Saturday 13 May 2017

Ha, I ALMOST survived the 25-year primary school reunion, almost! On the plus side, without the General, I was able to go full retard and nobody thought it unusual, whereas on the minus, it was as bad as you might expect. It is difficult, difficult, to be in a room with so many normal people. Each of them as unmemorable as strangers you see all the time and dare not ask one single question from fear of sounding pretentious. ('So, do you write books?'...) It almost causes me anxiety, to be in such a situation. Not the bad kind, where I was subconsciously checking out fire exits and server entrances, hoping maybe they will let me clean the dishes, but the fun kind, where I go into ‘ship mode’ and start taking photographs of people on the ‘first formal’. MyMaja and Tomaž boxed me in so I couldn’t flee and we had great fun on our own, people occasionally joining us in conversation or one of them going out – including me – to try and get to know some of these individuals. But mostly it was as bad as you might expect. Those ‘most likely to succeed’ back in the day are now either running small businesses or some such money oriented mess that makes nobody happy, or they are desperate to talk about their kids. Amidst the few who are actually happy, I already knew most. Or at least I knew Simona, who is a singer and a poetry performer, her husband is cool and her kids are cool and they just moved up into the hills. I know her to be talented and level-headed. Some of our generation were already dead, but I gotsta say most of the men were attractive – tall and of good, strong features. The women were as women aged forty are. If I had told them I am thinking about my husband all the time not because I am pathetic but because a few hours earlier he had me and I can now not sit from physical pain, they would either find me rude, wrong or not believe me.
               G knows how to take my mind to remote islands. Tomaž said the same thing – I should rise above the anxious need to leave by applying zen and spiritual liberation from confinement o imposed situations – and I was thinking Tomaž, honey, my mind is five hours ago, when I thought I was going to explode, my chest hot Nutella expanding, drowning in a sea of black starlight, the heart pounding between my ears, insanity knocking. I had nowhere to run, he is too strong, I know I cried hysterically, worried I will die, going into an epileptic fit of the orgasm, then I passed out and woke up few hours later to shower and apply lotion. Why, yes, the Genereal is the kind of a man to cause butthurt one day before we scheduled 50km bike ride.
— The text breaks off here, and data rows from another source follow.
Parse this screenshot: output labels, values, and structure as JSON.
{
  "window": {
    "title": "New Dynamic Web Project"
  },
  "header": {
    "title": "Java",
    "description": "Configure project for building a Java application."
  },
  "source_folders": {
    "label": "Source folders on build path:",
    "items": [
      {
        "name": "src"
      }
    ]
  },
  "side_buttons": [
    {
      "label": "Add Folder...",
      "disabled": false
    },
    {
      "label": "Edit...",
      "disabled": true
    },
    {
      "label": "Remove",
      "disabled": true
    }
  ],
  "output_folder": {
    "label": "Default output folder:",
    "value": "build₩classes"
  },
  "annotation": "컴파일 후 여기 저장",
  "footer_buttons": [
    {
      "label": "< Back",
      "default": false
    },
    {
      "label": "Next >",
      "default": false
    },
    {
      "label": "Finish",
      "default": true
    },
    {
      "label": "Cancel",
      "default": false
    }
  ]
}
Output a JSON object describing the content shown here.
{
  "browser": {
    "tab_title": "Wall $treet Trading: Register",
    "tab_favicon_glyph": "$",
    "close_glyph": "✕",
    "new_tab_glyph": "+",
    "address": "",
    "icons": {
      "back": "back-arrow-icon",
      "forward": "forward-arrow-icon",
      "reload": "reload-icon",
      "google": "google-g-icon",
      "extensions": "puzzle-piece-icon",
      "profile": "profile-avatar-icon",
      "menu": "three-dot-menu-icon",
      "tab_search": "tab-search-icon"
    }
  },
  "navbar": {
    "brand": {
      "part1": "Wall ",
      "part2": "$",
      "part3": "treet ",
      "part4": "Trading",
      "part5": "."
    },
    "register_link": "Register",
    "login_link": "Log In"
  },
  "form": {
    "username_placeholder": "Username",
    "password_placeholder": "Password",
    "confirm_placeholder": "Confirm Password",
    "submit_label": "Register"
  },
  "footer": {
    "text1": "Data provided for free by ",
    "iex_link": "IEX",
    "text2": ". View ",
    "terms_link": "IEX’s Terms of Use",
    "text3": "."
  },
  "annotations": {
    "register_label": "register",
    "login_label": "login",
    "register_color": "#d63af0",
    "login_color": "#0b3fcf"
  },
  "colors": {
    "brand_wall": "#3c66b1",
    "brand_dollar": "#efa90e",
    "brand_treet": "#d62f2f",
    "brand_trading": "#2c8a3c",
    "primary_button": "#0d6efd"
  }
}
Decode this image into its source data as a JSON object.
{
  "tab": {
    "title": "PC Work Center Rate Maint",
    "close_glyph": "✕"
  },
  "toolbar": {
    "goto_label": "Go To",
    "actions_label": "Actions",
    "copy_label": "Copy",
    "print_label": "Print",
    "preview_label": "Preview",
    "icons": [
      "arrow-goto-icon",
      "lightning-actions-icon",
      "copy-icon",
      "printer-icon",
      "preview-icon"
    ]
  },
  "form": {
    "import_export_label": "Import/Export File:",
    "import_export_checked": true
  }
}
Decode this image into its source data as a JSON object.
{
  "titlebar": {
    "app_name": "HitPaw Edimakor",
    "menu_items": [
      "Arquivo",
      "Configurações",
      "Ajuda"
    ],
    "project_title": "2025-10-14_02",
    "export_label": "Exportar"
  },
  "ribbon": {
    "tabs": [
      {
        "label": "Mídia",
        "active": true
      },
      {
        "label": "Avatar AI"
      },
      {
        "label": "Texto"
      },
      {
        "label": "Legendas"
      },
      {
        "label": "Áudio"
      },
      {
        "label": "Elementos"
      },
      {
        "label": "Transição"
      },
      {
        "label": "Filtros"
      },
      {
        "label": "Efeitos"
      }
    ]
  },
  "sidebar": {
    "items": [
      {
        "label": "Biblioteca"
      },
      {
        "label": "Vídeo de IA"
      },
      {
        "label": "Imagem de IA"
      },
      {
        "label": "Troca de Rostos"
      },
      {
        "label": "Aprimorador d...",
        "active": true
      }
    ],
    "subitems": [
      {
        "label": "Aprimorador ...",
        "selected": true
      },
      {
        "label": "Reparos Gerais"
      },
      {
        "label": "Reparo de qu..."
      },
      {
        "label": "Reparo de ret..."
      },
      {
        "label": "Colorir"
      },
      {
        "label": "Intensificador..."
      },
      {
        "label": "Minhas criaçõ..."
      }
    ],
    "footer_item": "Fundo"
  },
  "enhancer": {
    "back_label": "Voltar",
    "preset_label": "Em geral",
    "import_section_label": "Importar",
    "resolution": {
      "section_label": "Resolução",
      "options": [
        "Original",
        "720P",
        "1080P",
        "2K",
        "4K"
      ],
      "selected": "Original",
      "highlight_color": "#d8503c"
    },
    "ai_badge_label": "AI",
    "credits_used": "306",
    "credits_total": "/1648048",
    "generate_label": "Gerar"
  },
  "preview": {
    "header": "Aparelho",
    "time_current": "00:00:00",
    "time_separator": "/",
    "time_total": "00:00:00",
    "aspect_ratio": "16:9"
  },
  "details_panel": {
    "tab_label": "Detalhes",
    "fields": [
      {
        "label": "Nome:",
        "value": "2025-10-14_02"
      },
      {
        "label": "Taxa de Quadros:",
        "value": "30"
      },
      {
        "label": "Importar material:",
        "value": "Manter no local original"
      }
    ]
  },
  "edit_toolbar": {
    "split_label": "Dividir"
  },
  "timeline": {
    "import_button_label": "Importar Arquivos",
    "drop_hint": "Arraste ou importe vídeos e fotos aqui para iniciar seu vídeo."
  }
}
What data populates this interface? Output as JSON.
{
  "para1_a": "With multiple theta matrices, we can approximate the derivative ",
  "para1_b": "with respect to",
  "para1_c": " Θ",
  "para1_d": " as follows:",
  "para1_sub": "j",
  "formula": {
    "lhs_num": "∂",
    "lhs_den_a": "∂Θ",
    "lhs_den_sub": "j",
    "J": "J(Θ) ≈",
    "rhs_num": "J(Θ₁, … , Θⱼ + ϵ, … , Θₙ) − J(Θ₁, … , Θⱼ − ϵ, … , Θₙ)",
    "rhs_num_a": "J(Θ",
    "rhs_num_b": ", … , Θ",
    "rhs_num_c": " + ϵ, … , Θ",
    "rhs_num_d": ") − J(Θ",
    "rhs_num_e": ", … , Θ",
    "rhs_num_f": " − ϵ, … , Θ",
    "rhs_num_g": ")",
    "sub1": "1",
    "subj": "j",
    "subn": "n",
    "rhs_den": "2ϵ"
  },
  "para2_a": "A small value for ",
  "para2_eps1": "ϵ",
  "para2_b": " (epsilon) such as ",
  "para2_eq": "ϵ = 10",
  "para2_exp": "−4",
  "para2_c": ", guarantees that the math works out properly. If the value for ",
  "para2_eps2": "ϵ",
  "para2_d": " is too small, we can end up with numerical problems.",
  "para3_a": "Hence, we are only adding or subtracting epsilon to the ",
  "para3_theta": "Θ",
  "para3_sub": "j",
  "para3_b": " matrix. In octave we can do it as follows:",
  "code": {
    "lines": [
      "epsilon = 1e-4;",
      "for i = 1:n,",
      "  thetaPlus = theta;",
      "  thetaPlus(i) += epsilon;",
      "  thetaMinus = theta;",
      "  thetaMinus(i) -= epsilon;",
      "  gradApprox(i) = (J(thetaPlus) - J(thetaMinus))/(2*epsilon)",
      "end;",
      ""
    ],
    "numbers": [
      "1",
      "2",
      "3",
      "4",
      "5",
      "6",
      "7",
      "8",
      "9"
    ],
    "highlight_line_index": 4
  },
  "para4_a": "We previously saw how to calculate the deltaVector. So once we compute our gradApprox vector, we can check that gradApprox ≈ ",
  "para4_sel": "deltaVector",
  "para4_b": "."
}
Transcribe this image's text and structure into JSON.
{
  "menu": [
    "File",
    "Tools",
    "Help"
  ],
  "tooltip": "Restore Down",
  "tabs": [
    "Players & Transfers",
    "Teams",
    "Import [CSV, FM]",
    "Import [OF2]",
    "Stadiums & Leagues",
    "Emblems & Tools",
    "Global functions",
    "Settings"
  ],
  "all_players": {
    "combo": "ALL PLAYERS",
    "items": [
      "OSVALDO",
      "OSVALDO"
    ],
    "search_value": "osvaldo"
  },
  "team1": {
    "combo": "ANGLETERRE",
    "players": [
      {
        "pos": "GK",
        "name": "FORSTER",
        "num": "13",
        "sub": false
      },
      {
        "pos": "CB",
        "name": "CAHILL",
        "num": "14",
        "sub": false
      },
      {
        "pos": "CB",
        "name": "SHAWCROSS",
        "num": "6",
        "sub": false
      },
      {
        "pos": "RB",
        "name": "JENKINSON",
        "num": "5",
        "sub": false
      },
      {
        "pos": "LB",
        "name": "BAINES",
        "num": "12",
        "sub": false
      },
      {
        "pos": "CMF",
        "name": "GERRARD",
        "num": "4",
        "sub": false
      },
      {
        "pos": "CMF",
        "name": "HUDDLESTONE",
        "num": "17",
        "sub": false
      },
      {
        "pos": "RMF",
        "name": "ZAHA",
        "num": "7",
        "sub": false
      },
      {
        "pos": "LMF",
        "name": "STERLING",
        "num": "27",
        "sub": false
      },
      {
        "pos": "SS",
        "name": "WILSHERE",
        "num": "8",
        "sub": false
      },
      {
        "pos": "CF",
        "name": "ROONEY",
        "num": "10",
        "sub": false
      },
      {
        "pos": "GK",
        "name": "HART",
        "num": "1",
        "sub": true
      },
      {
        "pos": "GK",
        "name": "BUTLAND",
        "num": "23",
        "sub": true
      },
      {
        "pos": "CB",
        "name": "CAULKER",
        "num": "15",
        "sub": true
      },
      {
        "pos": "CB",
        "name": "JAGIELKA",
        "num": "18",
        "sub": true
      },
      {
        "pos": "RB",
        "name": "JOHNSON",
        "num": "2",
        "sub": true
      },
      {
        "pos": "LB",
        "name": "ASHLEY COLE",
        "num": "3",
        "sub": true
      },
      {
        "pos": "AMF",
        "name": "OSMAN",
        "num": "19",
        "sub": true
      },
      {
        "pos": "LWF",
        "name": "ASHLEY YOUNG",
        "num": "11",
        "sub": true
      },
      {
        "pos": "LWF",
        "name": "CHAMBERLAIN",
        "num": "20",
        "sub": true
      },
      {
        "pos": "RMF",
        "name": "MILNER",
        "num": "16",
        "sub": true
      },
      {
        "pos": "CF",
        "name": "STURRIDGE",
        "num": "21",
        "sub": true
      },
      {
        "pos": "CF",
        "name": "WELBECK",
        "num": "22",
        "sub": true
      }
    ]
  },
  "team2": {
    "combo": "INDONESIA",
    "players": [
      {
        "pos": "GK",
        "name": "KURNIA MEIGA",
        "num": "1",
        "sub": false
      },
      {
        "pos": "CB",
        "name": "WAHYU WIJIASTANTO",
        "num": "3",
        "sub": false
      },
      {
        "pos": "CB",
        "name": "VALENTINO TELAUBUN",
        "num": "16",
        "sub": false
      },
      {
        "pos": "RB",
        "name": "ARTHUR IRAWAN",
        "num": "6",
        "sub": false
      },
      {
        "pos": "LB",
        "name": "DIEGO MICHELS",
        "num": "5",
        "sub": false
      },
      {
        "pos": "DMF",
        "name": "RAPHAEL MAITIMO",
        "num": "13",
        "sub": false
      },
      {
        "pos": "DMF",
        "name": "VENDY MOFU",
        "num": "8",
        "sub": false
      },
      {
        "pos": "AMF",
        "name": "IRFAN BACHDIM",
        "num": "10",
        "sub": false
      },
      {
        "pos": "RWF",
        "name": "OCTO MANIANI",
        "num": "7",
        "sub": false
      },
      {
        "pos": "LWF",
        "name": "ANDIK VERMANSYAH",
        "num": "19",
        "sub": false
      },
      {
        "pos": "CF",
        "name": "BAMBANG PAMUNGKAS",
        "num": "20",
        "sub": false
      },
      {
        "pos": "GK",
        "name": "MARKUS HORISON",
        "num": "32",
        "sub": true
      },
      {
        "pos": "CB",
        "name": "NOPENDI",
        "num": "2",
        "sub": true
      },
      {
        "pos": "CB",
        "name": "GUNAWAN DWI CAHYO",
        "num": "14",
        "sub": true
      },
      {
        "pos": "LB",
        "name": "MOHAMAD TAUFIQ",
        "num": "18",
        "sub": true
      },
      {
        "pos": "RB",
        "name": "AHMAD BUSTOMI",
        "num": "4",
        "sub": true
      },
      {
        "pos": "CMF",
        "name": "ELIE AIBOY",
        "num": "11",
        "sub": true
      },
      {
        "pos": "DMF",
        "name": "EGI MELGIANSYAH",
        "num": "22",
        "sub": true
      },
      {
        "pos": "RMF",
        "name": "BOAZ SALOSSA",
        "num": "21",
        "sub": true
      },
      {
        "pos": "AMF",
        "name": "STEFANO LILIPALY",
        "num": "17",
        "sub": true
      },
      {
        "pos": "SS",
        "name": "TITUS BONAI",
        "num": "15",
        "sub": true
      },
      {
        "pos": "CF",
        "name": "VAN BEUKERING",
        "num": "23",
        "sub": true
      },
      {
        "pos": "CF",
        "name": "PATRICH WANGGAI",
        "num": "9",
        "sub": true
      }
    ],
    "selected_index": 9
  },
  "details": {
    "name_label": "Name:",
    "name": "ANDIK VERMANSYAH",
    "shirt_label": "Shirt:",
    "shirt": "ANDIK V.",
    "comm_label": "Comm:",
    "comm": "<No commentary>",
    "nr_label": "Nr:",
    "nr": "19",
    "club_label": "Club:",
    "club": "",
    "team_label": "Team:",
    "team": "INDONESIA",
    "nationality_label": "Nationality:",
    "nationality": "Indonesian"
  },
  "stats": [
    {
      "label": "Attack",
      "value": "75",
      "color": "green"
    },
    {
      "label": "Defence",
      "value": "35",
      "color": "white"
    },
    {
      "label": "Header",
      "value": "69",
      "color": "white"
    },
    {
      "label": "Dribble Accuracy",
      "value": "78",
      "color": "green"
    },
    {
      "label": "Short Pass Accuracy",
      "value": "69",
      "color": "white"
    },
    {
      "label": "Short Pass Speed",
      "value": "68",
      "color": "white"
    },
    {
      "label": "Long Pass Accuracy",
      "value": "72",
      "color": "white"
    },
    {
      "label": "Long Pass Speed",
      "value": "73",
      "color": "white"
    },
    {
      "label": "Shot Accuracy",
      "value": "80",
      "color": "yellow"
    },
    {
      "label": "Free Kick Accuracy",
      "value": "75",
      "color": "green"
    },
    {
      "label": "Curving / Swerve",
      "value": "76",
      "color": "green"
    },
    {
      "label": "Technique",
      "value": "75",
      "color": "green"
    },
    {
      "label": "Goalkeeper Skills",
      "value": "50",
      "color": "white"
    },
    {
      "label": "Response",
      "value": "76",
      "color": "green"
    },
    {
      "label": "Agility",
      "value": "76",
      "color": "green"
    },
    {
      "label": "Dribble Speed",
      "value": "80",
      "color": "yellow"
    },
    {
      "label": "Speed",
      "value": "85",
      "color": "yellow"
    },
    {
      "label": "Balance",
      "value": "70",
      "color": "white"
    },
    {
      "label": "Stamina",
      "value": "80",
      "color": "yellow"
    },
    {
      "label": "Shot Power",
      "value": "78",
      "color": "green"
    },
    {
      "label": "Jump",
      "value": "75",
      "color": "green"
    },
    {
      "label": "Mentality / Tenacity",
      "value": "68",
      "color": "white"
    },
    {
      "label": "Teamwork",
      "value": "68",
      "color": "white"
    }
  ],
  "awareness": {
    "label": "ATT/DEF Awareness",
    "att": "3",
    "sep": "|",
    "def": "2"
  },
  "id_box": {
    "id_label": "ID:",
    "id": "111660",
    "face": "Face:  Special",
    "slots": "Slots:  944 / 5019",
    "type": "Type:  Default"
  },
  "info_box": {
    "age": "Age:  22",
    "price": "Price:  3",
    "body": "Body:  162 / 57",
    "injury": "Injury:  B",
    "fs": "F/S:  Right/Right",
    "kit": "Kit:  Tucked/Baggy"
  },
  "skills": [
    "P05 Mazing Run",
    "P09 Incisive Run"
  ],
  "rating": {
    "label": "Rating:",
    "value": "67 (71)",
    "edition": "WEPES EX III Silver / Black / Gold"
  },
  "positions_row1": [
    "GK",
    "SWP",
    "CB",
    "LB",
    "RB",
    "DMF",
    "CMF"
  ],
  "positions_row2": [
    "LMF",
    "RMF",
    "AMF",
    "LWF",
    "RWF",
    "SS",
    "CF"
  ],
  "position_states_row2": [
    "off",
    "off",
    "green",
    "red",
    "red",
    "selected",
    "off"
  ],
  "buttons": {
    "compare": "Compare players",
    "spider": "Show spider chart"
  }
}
               Genius of him, really. I DO have more practice, but a) his bike is bigger, b) not all my fast gears work, c) I am too clumsy to dare go fast, d) he is a lot taller e) he is A LOT stronger and f) padded bike shorts are heaven-sent. I am not a ninja compared to him, I am only a ninja compared to myself :D
              We’re back now, just in time to have drinks at our café and to listen to someone play a violin in the street. At first it seemed like it was going to rain – so we had the road all to ourselves, really – but now it’s getting brighter. I COULD go on a longer walk with Starbark, who is loudly complaining (she had to stay at home), but I’m lazy, so I’m gonna take a nap and go to the movies with MyMaja laters.